How Game Gimmicks Break Immersion
The Moving Pixels blog has brief discussion of how gimmicky game mechanics often break a player's sense of immersion, making it painfully obvious that he's simply jumping through carefully planned hoops set up by the developers. The author takes an example from Singularity, which has a weapon that can time-shift objects between a pristine, functional state and a broken, decayed state. Quoting:
"The core issue with this time control device is that it's just not grand and sweeping enough. It doesn't feel like it's part of a world gone mad. Instead it's just a gameplay tool. You can only use it on certain things in certain places. You can 'un-decay' this chalkboard but not that desk. You can dissolve that piece of cover but not most of the walls in the game. The ultimate failure of such cheap tricks is that they make the game world less immersive rather than more compelling. The world gets divided into those few things that I can time shift, that different set of things I can levitate, and that majority of things that I can't interact with at all. ... I'm painfully aware that all that I'm really doing is pushing the right button at the right place and time. Sure, that's what many games are when you get down to it, but part of the artistry of game design comes from trying to hide this fact."
Ya, the article is kind of bickering, but how many games have you played that offered so-called "fully interactive environments" that just aren't fully interactive? It's always a let-down.
Also, gotta love the "cheap shots." I mean, I just killed about a hundred soldiers and got shot a thousand times, but one guy walks up behind me and cracks me on the head to knock me out so next I have to start in a jail cell with no weapons. And these "guards" that are holding me? Bitch please, I could melee all of them in about 30 seconds and not feel a thing. But instead you have to play along and "steal" the key because otherwise... GAME OVER!
that's teh shizzle bizzle
This is exactly why Portal was so awesome. Although it was a FPS, it behaved like any old 2D puzzler. It started out the same way for 15 levels: Light walls you put a portal on, dark walls you don't put a portal on. I began to see the game abstractly, like looking at a Minesweeper board. Then you go behind the wall and find the surprise. "The cake is a lie" was a funny internet meme for a year, but before that it was kind of disturbing to see for the first time. More games should challenge your expections, I hope the sequel lives up to it.
You can largely solve that problem by implementing realistic time-scales and offering players benefit to out of play aging.

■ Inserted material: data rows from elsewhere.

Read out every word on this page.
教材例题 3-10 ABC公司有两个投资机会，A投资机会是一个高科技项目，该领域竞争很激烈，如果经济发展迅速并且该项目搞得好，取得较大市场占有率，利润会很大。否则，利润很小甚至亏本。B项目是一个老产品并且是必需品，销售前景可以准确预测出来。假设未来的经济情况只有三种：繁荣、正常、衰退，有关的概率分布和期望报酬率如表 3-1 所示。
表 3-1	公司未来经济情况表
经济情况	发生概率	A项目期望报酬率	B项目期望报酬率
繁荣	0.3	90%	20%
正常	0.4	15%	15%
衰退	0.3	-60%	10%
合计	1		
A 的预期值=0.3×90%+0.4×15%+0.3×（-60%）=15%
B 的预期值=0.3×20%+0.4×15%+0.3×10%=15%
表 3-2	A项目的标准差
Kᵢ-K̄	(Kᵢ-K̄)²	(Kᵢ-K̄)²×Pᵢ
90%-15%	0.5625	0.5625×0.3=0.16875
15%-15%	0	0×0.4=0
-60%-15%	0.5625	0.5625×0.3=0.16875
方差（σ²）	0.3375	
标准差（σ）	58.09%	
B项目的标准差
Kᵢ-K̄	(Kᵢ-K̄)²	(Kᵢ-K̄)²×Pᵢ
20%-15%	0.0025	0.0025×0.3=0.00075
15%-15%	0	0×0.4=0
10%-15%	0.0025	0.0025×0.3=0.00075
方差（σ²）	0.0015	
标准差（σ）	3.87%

It doesn't work in MMORPGs, but a DM can easily have you travel uneventfully for weeks or months between realms and have you return to the gaming table after a layoff to a character that has been gaining languages or other useful skills at the expense of an aging hit.
The out of play aging is great because a good DM can allow players to create their own interim story and choose from a palette of minor but useful skills that will help during the new campaign. A good group can spend a couple evenings 'back rolling' their stories with each other; and when the actual gaming begins everyone is already in the right headstate.
Anyhow, the cumulative effect of travel time and out of game aging is a character that needs to begin looking at replacing valuable eq slots with anti-age eq around the same time that the game starts to break... If the eq is balanced of course.
For me, quick time events are the worst offenders of all that have ruined many modern games for me (Resident Evil 4/5, God of War series, Uncharted, etc.) . Interrupt the game, destroy the atmosphere by displaying console-specific button prompts, and then force the player to play some lame simon-says game resurrected from the dark era of "interactive movie" games on the mega-cd. Yeah, that's a great idea...
I agree with you in the principle of the thing, that people playing games don't usually like being reminded that they're not the avatar (in games that have avatars), and I can see where you're coming from when you say that gamers have twisted the definition of immersion, but I think you're mixing up the cause of loss for the definition. The real issue is one of consistency. It's the same thing as the concept of the fourth wall in theatre and film; games of most genres need to maintain a certain internal consistency or in many cases the enjoyment and level of engagement with the media is reduced. When gamers talk about immersion, they're not talking about how consistent or inconsistent the game world is, they're talking about the feeling that it evokes.